Pascal Quignard raconte les blessures de l'amour, de la petite fille abandonnée par son père, puis par l'homme qui partageait sa vie, les blessures de l'amitié que ce soit Georges, ou les autres personnes, Léonhardt, Charles Giulia, Magdalena… et comment on peut aimer une maison tout autant qu'un être humain : Elle aimait de façon passionnée la maison de zia Amalia, la terrasse, la baie, la mer. Elle avait envie de disparaître dans ce qu'elle aimait… Mais ce n'était plus un homme qu'elle aimait ainsi. C'était une maison qui l'appelait à la rejoindre. C'était une paroi de montagne où elle cherchait à s'accrocher.
Il nous raconte la solitude de l'être humain, de la souffrance que l'on cache en soi et qui entraîne bien des fêlures, dans le fond du coeur et du corps. Est-ce la bonne solution de fuir, de disparaître quand on souffre ? Ann a le don de couper les liens presque chirurgicalement. Sa personnalité se transforme chaque fois qu'elle fuit, elle change de lieu mais aussi de vêtements.
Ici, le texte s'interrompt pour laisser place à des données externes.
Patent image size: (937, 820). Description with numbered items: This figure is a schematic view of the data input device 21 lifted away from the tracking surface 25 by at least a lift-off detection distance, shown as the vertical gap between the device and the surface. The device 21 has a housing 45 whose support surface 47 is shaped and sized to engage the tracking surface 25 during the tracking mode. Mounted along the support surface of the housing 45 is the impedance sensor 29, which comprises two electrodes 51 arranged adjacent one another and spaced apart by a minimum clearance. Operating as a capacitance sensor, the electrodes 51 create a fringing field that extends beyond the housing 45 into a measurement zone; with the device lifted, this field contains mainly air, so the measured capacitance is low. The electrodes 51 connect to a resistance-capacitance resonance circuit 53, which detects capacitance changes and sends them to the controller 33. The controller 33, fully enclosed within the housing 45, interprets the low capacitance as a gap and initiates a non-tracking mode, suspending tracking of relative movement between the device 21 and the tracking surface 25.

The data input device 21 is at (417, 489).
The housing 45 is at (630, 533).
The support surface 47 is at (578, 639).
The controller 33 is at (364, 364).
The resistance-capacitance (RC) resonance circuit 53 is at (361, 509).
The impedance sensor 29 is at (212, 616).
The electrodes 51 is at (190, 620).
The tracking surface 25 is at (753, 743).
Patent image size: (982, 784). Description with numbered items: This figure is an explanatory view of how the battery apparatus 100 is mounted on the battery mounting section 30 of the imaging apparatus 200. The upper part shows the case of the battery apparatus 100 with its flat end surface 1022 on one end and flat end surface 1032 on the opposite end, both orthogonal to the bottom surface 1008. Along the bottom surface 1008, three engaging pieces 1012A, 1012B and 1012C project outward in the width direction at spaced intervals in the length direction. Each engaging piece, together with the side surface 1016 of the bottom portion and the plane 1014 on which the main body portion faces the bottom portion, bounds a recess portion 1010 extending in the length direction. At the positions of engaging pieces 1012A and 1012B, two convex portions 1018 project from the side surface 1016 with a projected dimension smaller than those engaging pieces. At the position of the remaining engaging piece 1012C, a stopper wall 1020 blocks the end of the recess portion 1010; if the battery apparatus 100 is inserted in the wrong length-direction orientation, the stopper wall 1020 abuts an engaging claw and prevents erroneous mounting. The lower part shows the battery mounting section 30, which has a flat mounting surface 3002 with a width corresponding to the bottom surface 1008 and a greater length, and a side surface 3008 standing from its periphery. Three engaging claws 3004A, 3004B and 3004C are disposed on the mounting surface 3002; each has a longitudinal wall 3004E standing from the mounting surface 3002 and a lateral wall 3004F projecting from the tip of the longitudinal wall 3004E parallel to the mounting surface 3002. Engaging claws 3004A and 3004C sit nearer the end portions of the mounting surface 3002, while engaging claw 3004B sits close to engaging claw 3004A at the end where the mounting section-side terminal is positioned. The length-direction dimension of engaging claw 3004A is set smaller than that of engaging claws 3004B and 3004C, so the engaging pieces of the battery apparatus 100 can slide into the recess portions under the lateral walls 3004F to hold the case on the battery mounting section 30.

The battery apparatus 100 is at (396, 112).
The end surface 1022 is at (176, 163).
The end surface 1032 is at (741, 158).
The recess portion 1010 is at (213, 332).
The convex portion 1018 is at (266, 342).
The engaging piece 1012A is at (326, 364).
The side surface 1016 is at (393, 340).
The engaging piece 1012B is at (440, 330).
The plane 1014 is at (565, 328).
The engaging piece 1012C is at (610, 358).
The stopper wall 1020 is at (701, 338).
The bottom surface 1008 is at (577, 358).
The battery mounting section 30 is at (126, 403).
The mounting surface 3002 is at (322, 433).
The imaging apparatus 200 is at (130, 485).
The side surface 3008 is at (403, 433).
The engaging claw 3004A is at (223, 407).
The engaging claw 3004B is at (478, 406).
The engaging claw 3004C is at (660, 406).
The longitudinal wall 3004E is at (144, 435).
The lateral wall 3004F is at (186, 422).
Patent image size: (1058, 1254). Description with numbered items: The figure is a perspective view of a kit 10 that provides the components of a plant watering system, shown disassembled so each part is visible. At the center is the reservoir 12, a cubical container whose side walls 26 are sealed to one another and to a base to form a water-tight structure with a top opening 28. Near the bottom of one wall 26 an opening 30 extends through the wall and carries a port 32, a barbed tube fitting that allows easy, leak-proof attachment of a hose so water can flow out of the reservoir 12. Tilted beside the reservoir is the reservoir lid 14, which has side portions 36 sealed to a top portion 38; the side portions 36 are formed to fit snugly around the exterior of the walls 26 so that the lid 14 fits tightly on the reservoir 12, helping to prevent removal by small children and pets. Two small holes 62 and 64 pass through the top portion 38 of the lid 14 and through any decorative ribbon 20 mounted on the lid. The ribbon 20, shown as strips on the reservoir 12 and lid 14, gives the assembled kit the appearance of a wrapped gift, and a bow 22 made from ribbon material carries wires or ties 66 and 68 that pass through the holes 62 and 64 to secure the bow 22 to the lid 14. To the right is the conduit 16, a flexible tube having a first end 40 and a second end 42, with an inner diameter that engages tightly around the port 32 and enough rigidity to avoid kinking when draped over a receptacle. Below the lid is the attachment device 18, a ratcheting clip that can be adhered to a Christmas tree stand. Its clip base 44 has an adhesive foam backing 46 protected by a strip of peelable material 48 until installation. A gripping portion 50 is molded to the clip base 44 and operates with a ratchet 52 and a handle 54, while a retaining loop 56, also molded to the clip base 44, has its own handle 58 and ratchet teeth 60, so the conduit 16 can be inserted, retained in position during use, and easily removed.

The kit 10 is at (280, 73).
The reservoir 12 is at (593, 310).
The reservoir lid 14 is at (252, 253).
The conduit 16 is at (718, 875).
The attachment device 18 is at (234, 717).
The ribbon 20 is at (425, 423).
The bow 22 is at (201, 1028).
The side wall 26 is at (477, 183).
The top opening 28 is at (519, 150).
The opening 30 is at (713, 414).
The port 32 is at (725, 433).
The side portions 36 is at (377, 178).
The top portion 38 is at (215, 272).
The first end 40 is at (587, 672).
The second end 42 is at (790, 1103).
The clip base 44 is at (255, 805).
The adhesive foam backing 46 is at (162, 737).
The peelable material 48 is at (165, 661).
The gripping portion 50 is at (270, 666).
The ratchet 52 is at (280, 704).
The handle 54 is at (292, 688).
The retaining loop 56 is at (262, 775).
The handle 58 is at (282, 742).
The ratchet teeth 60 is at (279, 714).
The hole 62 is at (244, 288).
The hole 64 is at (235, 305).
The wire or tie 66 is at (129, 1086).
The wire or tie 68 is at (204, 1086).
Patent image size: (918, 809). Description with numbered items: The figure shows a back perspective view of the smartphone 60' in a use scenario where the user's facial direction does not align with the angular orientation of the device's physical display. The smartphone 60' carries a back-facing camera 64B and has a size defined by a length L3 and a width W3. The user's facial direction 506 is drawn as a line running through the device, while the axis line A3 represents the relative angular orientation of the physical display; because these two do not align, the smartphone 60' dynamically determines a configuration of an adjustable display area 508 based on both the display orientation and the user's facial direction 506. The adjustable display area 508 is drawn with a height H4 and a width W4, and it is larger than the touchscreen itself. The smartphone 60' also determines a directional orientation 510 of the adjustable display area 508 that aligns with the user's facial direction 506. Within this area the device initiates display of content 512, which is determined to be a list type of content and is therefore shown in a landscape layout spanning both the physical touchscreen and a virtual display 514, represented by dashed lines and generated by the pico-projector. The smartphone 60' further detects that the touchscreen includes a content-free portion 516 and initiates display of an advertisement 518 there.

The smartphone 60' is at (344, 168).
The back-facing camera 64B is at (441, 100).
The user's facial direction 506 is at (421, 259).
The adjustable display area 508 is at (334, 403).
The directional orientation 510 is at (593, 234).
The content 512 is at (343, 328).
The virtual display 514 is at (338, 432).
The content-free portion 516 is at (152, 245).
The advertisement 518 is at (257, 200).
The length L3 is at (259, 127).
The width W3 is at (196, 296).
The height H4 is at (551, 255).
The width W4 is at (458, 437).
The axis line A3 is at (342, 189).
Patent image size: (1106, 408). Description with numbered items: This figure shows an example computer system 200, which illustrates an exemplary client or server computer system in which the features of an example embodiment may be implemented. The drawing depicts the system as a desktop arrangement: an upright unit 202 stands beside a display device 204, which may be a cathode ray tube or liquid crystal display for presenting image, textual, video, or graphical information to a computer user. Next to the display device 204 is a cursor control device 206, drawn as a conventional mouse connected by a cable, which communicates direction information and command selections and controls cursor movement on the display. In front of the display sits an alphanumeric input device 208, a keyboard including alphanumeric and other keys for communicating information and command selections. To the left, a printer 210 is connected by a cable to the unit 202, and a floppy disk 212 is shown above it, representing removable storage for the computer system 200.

Ann nous tient à distance, par cette froideur apparente, qui va tomber d'un coup quand elle rencontre Magdalena, cette petite fille de trois ans qu'elle va aimer follement, maternellement, elle qui n'a jamais reçu d'amour de sa mère, devient capable de donner, de s'occuper d'un enfant, de l'aimer de manière inconditionnelle. A ce moment-là de sa vie, elle est vraiment humaine, gaie, chaleureuse, vivante.
Pascal Quignard décrit si bien la Musique et son effet sur les humains, la manière dont elle les accompagne. Ce livre est construit comme pourrait l'être une partition, avec des mouvements différents, des instruments divers. Sa musique change au fur et à mesure que l'on avance dans l'histoire, elle compose de plus en plus et le style devient devient de plus en plus moderne, énigmatique avec de longs silences. Elle réussit à faire du silence une musique propre.
Ce livre est d'une grande richesse et parfois, même souvent l'héroïne nous fait peur, tellement elle est glaçante, mettant l'autre à distance pour se protéger. Plus la musique prend de la place, plus Ann se tait, plus le silence qui entoure les protagonistes devient habité, perceptible, on pourrait presque l'entendre, le palper. On sent la mort roder, elle n'est jamais très loin, au propre comme au figuré.
C'est difficile de parler d'un tel livre, il est tellement puissant dans son message et son écriture qu'on en reste abasourdi, assourdi, sans voix.
J'avais bien aimé «
Tous les matins du monde » et «
terrasse à Rome » de
Pascal Quignard et la magie a encore marché. J'ai tourné la dernière page hier soir et je suis encore toute hébétée, remuée car l'auteur fait réfléchir.
Un livre plutôt sombre, une héroïne qu'on n'aimerait pas trop avoir comme copine, tant elle nous dérange, mais qui fascine par sa liberté, sa façon de tout abandonner, de tourner la page, de recommencer ailleurs (qui n'en n'a pas rêvé un jour ou l'autre?), des personnages attachants. mais quelle belle prestation.